The Safire Word
by
Matt Giwer (c) 1996 <1/15>

      Of course that word is liar. It is the modifier "congenital" that is of interest. That was a matter of politeness upon the part of Mr. Safire.
      Congenital means the person was born with the trait and can not control it. That is the politest way to put it. The least polite would have been to leave out the adjective and tell it like it is.
      To anyone who has listened to her statements on anything related to any of the many subjects now being investigated, the only honest appraisal is that her statements were technically true but phrased in such a way as to mislead the person hearing them. Consider her carefully phrased claim of only having had a small part in Madison bank episode. What would have been the responsive if she had said, as the records now indicate and not even her paid apologists are denying, that she in fact supervised the entire matter?
      The difference of course is that she put a different spin on the matter which was technically true but completely misleading. And misleading impressions go a very long way. It still gets play that the supervisor of the entire matter can be made to appear to be only mildly involved.
      If I may point out, Nixon only supervised Watergate and could probably have turned in a record of fewer "billable hours" than did Hillary. When we are looking for who is responsible do we go to the lowest level or the person in charge? At work who is responsible if not the supervisor?
      I sit here shaking my head that not one of the talking heads nor even the committee members either pro or con are making this trivial point. The "Don't blame me, I was only the supervisor" defense is what gets the newly appointed supervisor back to the working level as quickly as the paperwork can be filled out. The supervisor is responsible for everything under their supervision.
      And since there is such a very strong claim that Hillary is such a superior person, it is doubly difficult she can avoid the credit for directing everything that happened. What else are supervisors for? That is the job of the supervisor.
      Whatever happened in this matter has to be presumed to have been at her direction, regardless of the number of directly billable hours even if none, and that the working level attorney was doing what she directed.

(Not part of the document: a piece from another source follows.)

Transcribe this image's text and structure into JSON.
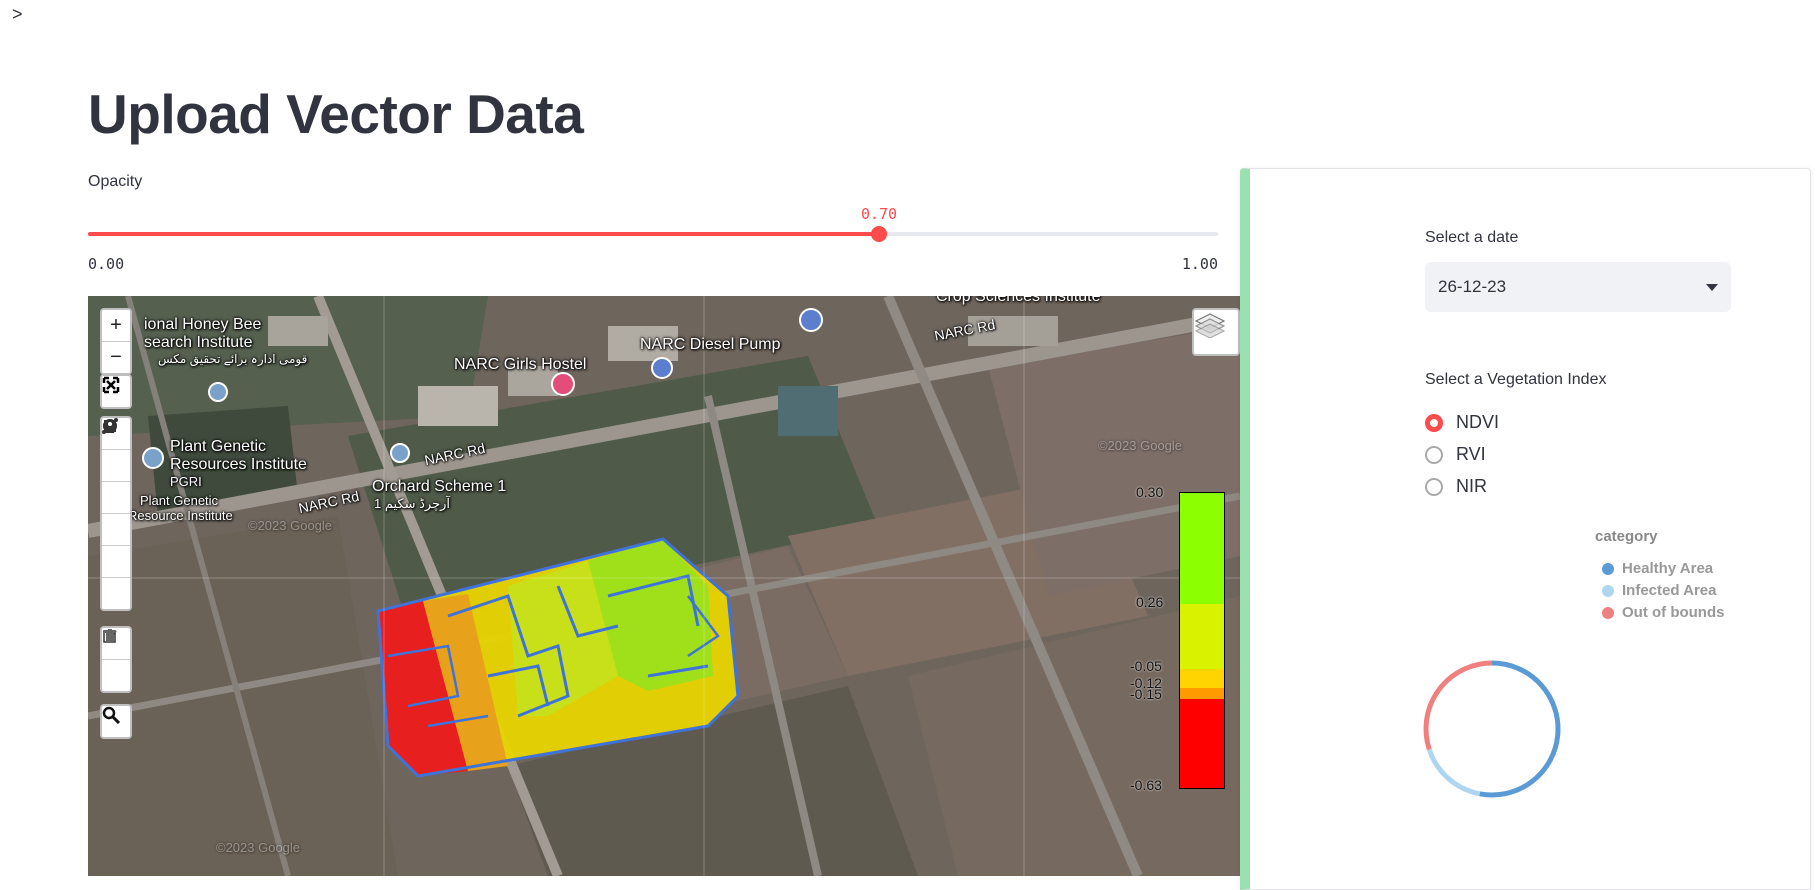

That is what a supervisor does. With a good staff a supervisor needs to say both, "charge," and the direction. It has to be assumed that she gave the direction, reviewed the progress towards that direction and approved the progress. That is what supervisors are for.

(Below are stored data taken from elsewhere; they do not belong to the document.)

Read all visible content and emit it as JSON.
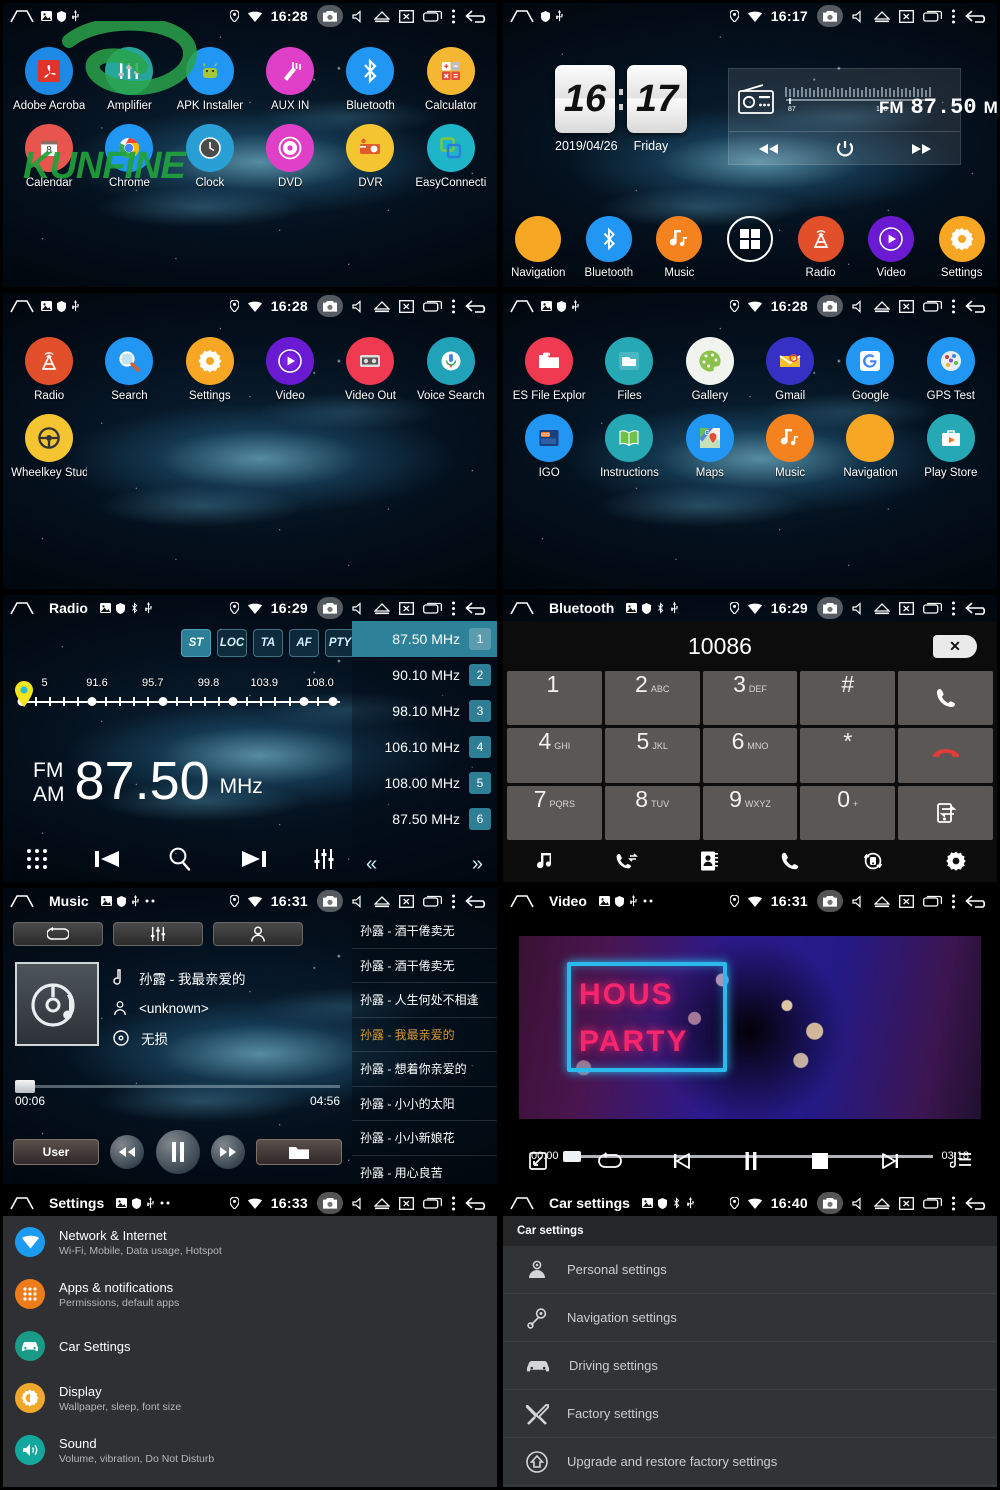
{
  "statusbar": {
    "icons": [
      "home-icon",
      "sd-card-icon",
      "shield-icon",
      "usb-icon",
      "location-icon",
      "wifi-icon",
      "camera-icon",
      "mute-icon",
      "eject-icon",
      "close-window-icon",
      "recents-icon",
      "overflow-icon",
      "back-icon"
    ],
    "times": {
      "p1": "16:28",
      "p2": "16:17",
      "p3": "16:28",
      "p4": "16:28",
      "p5": "16:29",
      "p6": "16:29",
      "p7": "16:31",
      "p8": "16:31",
      "p9": "16:33",
      "p10": "16:40"
    },
    "titles": {
      "p5": "Radio",
      "p6": "Bluetooth",
      "p7": "Music",
      "p8": "Video",
      "p9": "Settings",
      "p10": "Car settings"
    }
  },
  "watermark": {
    "text": "KUNFINE",
    "color": "#1fa23c"
  },
  "apps_page1": [
    {
      "label": "Adobe Acroba",
      "icon": "adobe-acrobat-icon",
      "color": "#1e88e5"
    },
    {
      "label": "Amplifier",
      "icon": "amplifier-icon",
      "color": "#26a69a"
    },
    {
      "label": "APK Installer",
      "icon": "apk-installer-icon",
      "color": "#2196f3"
    },
    {
      "label": "AUX IN",
      "icon": "aux-in-icon",
      "color": "#e040c8"
    },
    {
      "label": "Bluetooth",
      "icon": "bluetooth-icon",
      "color": "#2196f3"
    },
    {
      "label": "Calculator",
      "icon": "calculator-icon",
      "color": "#f5b731"
    },
    {
      "label": "Calendar",
      "icon": "calendar-icon",
      "color": "#e8544e"
    },
    {
      "label": "Chrome",
      "icon": "chrome-icon",
      "color": "#2196f3"
    },
    {
      "label": "Clock",
      "icon": "clock-icon",
      "color": "#2a9fd6"
    },
    {
      "label": "DVD",
      "icon": "dvd-icon",
      "color": "#e040c8"
    },
    {
      "label": "DVR",
      "icon": "dvr-icon",
      "color": "#f5c531"
    },
    {
      "label": "EasyConnecti",
      "icon": "easyconnection-icon",
      "color": "#1fb5c8"
    }
  ],
  "apps_page2": [
    {
      "label": "Radio",
      "icon": "radio-icon",
      "color": "#e2502b"
    },
    {
      "label": "Search",
      "icon": "search-icon",
      "color": "#2196f3"
    },
    {
      "label": "Settings",
      "icon": "settings-gear-icon",
      "color": "#f7a724"
    },
    {
      "label": "Video",
      "icon": "video-icon",
      "color": "#6a1bd1"
    },
    {
      "label": "Video Out",
      "icon": "video-out-icon",
      "color": "#ef3a52"
    },
    {
      "label": "Voice Search",
      "icon": "voice-search-icon",
      "color": "#22a2b8"
    },
    {
      "label": "Wheelkey Stud",
      "icon": "wheelkey-icon",
      "color": "#f5c531"
    }
  ],
  "apps_page3": [
    {
      "label": "ES File Explor",
      "icon": "es-file-explorer-icon",
      "color": "#ef3a52"
    },
    {
      "label": "Files",
      "icon": "files-icon",
      "color": "#26a8b5"
    },
    {
      "label": "Gallery",
      "icon": "gallery-icon",
      "color": "#f1f3ef"
    },
    {
      "label": "Gmail",
      "icon": "gmail-icon",
      "color": "#3730c4"
    },
    {
      "label": "Google",
      "icon": "google-icon",
      "color": "#2196f3"
    },
    {
      "label": "GPS Test",
      "icon": "gps-test-icon",
      "color": "#2196f3"
    },
    {
      "label": "IGO",
      "icon": "igo-icon",
      "color": "#2196f3"
    },
    {
      "label": "Instructions",
      "icon": "instructions-icon",
      "color": "#26a8b5"
    },
    {
      "label": "Maps",
      "icon": "maps-icon",
      "color": "#2196f3"
    },
    {
      "label": "Music",
      "icon": "music-icon",
      "color": "#f4821f"
    },
    {
      "label": "Navigation",
      "icon": "navigation-icon",
      "color": "#f7a724"
    },
    {
      "label": "Play Store",
      "icon": "play-store-icon",
      "color": "#26a8b5"
    }
  ],
  "home": {
    "clock": {
      "hour": "16",
      "minute": "17",
      "date": "2019/04/26",
      "weekday": "Friday"
    },
    "radio_widget": {
      "band": "FM",
      "freq": "87.50",
      "unit": "MHz",
      "scale_min": "87",
      "scale_max": "108"
    },
    "dock": [
      {
        "label": "Navigation",
        "icon": "navigation-icon",
        "color": "#f7a724"
      },
      {
        "label": "Bluetooth",
        "icon": "bluetooth-icon",
        "color": "#2196f3"
      },
      {
        "label": "Music",
        "icon": "music-icon",
        "color": "#f4821f"
      },
      {
        "label": "",
        "icon": "all-apps-icon",
        "color": "transparent"
      },
      {
        "label": "Radio",
        "icon": "radio-icon",
        "color": "#e2502b"
      },
      {
        "label": "Video",
        "icon": "video-icon",
        "color": "#6a1bd1"
      },
      {
        "label": "Settings",
        "icon": "settings-gear-icon",
        "color": "#f7a724"
      }
    ]
  },
  "radio": {
    "band_buttons": [
      {
        "label": "ST",
        "active": true
      },
      {
        "label": "LOC",
        "active": false
      },
      {
        "label": "TA",
        "active": false
      },
      {
        "label": "AF",
        "active": false
      },
      {
        "label": "PTY",
        "active": false
      }
    ],
    "scale_labels": [
      "5",
      "91.6",
      "95.7",
      "99.8",
      "103.9",
      "108.0"
    ],
    "band_fm": "FM",
    "band_am": "AM",
    "frequency": "87.50",
    "unit": "MHz",
    "presets": [
      {
        "freq": "87.50 MHz",
        "num": "1",
        "selected": true
      },
      {
        "freq": "90.10 MHz",
        "num": "2",
        "selected": false
      },
      {
        "freq": "98.10 MHz",
        "num": "3",
        "selected": false
      },
      {
        "freq": "106.10 MHz",
        "num": "4",
        "selected": false
      },
      {
        "freq": "108.00 MHz",
        "num": "5",
        "selected": false
      },
      {
        "freq": "87.50 MHz",
        "num": "6",
        "selected": false
      }
    ],
    "prev_page": "«",
    "next_page": "»",
    "controls": [
      "keypad-icon",
      "previous-icon",
      "scan-search-icon",
      "next-icon",
      "equalizer-icon"
    ]
  },
  "bluetooth": {
    "number": "10086",
    "delete_label": "✕",
    "keys": [
      {
        "d": "1",
        "s": ""
      },
      {
        "d": "2",
        "s": "ABC"
      },
      {
        "d": "3",
        "s": "DEF"
      },
      {
        "d": "#",
        "s": ""
      },
      {
        "d": "",
        "s": "",
        "icon": "call-icon"
      },
      {
        "d": "4",
        "s": "GHI"
      },
      {
        "d": "5",
        "s": "JKL"
      },
      {
        "d": "6",
        "s": "MNO"
      },
      {
        "d": "*",
        "s": ""
      },
      {
        "d": "",
        "s": "",
        "icon": "hangup-icon"
      },
      {
        "d": "7",
        "s": "PQRS"
      },
      {
        "d": "8",
        "s": "TUV"
      },
      {
        "d": "9",
        "s": "WXYZ"
      },
      {
        "d": "0",
        "s": "+"
      },
      {
        "d": "",
        "s": "",
        "icon": "transfer-audio-icon"
      }
    ],
    "bottom_bar": [
      "bt-music-icon",
      "call-log-icon",
      "contacts-icon",
      "dialpad-phone-icon",
      "sync-contacts-icon",
      "bt-settings-icon"
    ]
  },
  "music": {
    "top_buttons": [
      "repeat-icon",
      "equalizer-icon",
      "artist-icon"
    ],
    "title": "孙露 - 我最亲爱的",
    "artist": "<unknown>",
    "album": "无损",
    "time_current": "00:06",
    "time_total": "04:56",
    "user_label": "User",
    "controls": [
      "rewind-icon",
      "pause-icon",
      "fast-forward-icon",
      "folder-icon"
    ],
    "playlist": [
      {
        "text": "孙露 - 酒干倦卖无",
        "current": false
      },
      {
        "text": "孙露 - 酒干倦卖无",
        "current": false
      },
      {
        "text": "孙露 - 人生何处不相逢",
        "current": false
      },
      {
        "text": "孙露 - 我最亲爱的",
        "current": true
      },
      {
        "text": "孙露 - 想着你亲爱的",
        "current": false
      },
      {
        "text": "孙露 - 小小的太阳",
        "current": false
      },
      {
        "text": "孙露 - 小小新娘花",
        "current": false
      },
      {
        "text": "孙露 - 用心良苦",
        "current": false
      }
    ]
  },
  "video": {
    "neon_line1": "HOUS",
    "neon_line2": "PARTY",
    "time_current": "00:00",
    "time_total": "03:18",
    "controls": [
      "fullscreen-icon",
      "repeat-icon",
      "previous-icon",
      "pause-icon",
      "stop-icon",
      "next-icon",
      "playlist-icon"
    ]
  },
  "settings": {
    "rows": [
      {
        "title": "Network & Internet",
        "sub": "Wi-Fi, Mobile, Data usage, Hotspot",
        "icon": "wifi-icon",
        "color": "#1d9bf0"
      },
      {
        "title": "Apps & notifications",
        "sub": "Permissions, default apps",
        "icon": "apps-icon",
        "color": "#ef7c1a"
      },
      {
        "title": "Car Settings",
        "sub": "",
        "icon": "car-icon",
        "color": "#199b87"
      },
      {
        "title": "Display",
        "sub": "Wallpaper, sleep, font size",
        "icon": "brightness-icon",
        "color": "#f0a82c"
      },
      {
        "title": "Sound",
        "sub": "Volume, vibration, Do Not Disturb",
        "icon": "volume-icon",
        "color": "#13a89e"
      }
    ]
  },
  "car_settings": {
    "header": "Car settings",
    "rows": [
      {
        "title": "Personal settings",
        "icon": "person-settings-icon"
      },
      {
        "title": "Navigation settings",
        "icon": "nav-pin-icon"
      },
      {
        "title": "Driving settings",
        "icon": "car-icon"
      },
      {
        "title": "Factory settings",
        "icon": "tools-icon"
      },
      {
        "title": "Upgrade and restore factory settings",
        "icon": "upgrade-icon"
      }
    ]
  }
}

      The hours spent in this supervisory capacity would not be billed to the client. There certainly were a number of them but there is no requirement to keep records of how many of them as they are not billed. They could have been as little as a few minutes to hundreds of hours.
      Back to the point. Given what we know and without adorning it or speculating we know that she supervised and therefore was in charge of what was done. Yet by the impression she left with her carefully chosen words is contrary to the known facts. That is considered a lie by most people I know. It is certainly something not acceptable even from children.
      "I have no memory of [exactly the way you worded] that event," is not considered an honest answer. Perhaps the question was, "Did you meet with her in the White House that night?" and the answer is, "No." If the truth is that they met outside the White House and entered separately then the answer is technically true but in fact a lie. When the imprecisely worded press conference question is answered "I spent very little time on it," and the truth is that she supervised it what are people to think? "Very little time" and "very little to do with" are entirely different things.
      And people want to know about the "to do with" not the hours involved. That is what all of the questions are about. And the answers have been phrased to deliberated mislead, that is to deliberately lie.
      That is why Safire was being polite. To say she is a congenital liar is to say she can not help it, that she was born with it. To describe it as deliberate is a greater condemnation. And of course it is deliberate and willful. And without question she is a deliberate liar.